Extraordinary Tales, a seasonal piece of spookery by Raul Garcia, means well but haunts only half-heartedly. The film is a meta-monument to the works of Boston-born, Baltimore-dead Gothic-Romantic wunderkind Edgar Allan Poe, chiefly his short stories but with a side helping of poems: “Annabel Lee” and “A Dream Within a Dream” start us off alongside a nod to “The Raven,” but the meat of the production consists of “The Fall of the House of Usher,” “The Tell-Tale Heart,” “The Facts in the Case of M. Valdemar,” “The Pit and the Pendulum,” and “The Masque of the Red Death.” Garcia presents his movie in anthology format, but he goes against the presentational grain by acting as the sole driving force behind the camera.

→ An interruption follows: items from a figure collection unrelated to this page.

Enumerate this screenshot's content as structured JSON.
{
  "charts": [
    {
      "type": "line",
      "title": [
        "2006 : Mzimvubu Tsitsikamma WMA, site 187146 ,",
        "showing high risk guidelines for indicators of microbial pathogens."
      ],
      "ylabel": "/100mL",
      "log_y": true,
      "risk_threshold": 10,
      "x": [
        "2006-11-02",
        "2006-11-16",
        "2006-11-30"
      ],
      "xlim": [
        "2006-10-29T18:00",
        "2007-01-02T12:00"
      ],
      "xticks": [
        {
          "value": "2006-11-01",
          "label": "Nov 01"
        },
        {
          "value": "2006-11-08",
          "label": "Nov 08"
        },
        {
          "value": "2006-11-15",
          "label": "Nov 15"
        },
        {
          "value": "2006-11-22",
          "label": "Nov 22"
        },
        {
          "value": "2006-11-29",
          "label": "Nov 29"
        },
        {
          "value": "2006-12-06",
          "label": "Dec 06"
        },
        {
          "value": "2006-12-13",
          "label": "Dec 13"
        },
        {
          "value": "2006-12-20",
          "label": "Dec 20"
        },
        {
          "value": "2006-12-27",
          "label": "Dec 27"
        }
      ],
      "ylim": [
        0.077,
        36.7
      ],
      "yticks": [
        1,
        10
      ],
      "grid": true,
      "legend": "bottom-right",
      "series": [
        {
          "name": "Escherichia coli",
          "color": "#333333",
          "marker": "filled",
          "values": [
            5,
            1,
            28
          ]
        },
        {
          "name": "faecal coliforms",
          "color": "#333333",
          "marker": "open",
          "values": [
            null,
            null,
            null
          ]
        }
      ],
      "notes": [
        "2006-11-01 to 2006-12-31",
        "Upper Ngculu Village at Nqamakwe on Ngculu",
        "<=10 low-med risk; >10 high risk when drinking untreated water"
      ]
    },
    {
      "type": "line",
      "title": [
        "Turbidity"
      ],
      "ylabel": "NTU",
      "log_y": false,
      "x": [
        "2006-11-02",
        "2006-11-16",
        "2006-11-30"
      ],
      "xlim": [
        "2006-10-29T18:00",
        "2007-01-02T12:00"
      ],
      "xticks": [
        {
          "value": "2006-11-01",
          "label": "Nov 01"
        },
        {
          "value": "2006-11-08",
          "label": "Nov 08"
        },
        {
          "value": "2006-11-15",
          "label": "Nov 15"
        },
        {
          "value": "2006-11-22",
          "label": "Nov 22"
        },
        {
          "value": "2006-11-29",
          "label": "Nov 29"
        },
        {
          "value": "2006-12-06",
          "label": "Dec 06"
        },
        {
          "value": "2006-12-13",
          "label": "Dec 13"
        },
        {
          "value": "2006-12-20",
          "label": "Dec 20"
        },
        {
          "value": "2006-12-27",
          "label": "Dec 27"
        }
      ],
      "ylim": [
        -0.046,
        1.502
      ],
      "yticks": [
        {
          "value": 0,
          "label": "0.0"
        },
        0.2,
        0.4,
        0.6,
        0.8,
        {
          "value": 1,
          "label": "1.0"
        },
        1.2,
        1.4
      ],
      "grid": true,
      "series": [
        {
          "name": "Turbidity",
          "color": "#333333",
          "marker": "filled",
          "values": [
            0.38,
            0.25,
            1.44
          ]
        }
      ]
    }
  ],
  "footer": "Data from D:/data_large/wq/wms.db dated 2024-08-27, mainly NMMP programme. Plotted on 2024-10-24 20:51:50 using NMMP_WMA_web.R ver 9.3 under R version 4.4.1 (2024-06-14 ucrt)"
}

Maybe he needed the additional vision of cohorts and collaborators to make Extraordinary Tales live up to its title. At least he has a collection of like-minded artists working with him in tandem in recording booths: Garcia has assembled a rogue’s gallery of horror icons to assist in the narration of each yarn, from the late, great Christopher Lee, to Guillermo del Toro, to the disembodied accented tones of Bela Lugosi, who apparently toured a dramatic reading of “The Tell-Tale Heart” back in the late 1940s, thus supplying Extraordinary Tales with his vocals today. (Julian Sands, while not exactly a horror icon, also provides dictation for “The Facts in the Case of M. Valdemar,” one of the film’s more successful segments.)